MATRIX SENTINEL FREE
The open and free data access provided by many EO missions, e.g., the Copernicus program, allows for the collection of dense multimodal SITS. There is a wide range of applications that benefit from SITS analysis, e.g., agriculture monitoring, monitoring of land resources, estimation of damage caused by natural hazards, and urban development.

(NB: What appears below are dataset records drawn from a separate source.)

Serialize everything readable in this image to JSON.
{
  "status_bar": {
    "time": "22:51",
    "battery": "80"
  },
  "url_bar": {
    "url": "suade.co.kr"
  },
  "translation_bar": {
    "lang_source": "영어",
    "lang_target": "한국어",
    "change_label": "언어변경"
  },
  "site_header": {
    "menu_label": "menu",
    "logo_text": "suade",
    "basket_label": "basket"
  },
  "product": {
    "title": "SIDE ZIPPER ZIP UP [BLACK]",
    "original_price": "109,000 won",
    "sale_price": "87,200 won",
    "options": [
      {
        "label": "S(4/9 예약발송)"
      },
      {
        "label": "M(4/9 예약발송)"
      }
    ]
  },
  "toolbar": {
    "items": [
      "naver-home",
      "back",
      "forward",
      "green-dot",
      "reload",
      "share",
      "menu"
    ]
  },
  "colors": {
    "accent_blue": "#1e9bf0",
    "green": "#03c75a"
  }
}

The analysis of SITS covers not only the extraction of spatial information but reflects the spatio-temporal dynamic evolution of the scene and the objects composing the scene.
MATRIX SENTINEL SERIES
The last few years have witnessed an increased technological development of remote satellite sensors and related derived products, e.g., data cubes, leading to an increased interest in developing new tools and methods for unsupervised satellite image time series (SITS) analysis and, more generally, Earth Observation (EO). The effectiveness of the proposed methodology is shown in two use-case scenarios, namely flooding and landslide events, for which a joint acquisition of Sentinel-1 and Sentinel-2 images is performed. Furthermore, the proposed inter-modality translation allows the usage of standard unsupervised clustering approaches (e.g., K-means using the Dynamic Time Warping measure) for mono-modal SITS analysis. In this regard, we provide an extension of the matrix profile concept, which represents an answer to identifying differences and to discovering novelties in time series. Inter-modality translation is achieved by means of a Generative Adversarial Network (GAN) architecture, whereas, for the identification of anomalies caused by natural hazards, we adapt the task to a similarity search in SITS. The unsupervised analysis of multimodal SITS proposed in this paper follows a two-step methodology: (i) inter-modality translation and (ii) the identification of anomalies in a change-detection framework. The variability in terms of the characteristics of the satellite sensors requires the existence of algorithms that allow the integration of multiple modalities and the identification of anomalous spatio-temporal evolutions caused by natural hazards. The technological development of the remote sensing domain led to the acquisition of satellite image time series (SITS) for Earth Observation (EO) by a variety of sensors.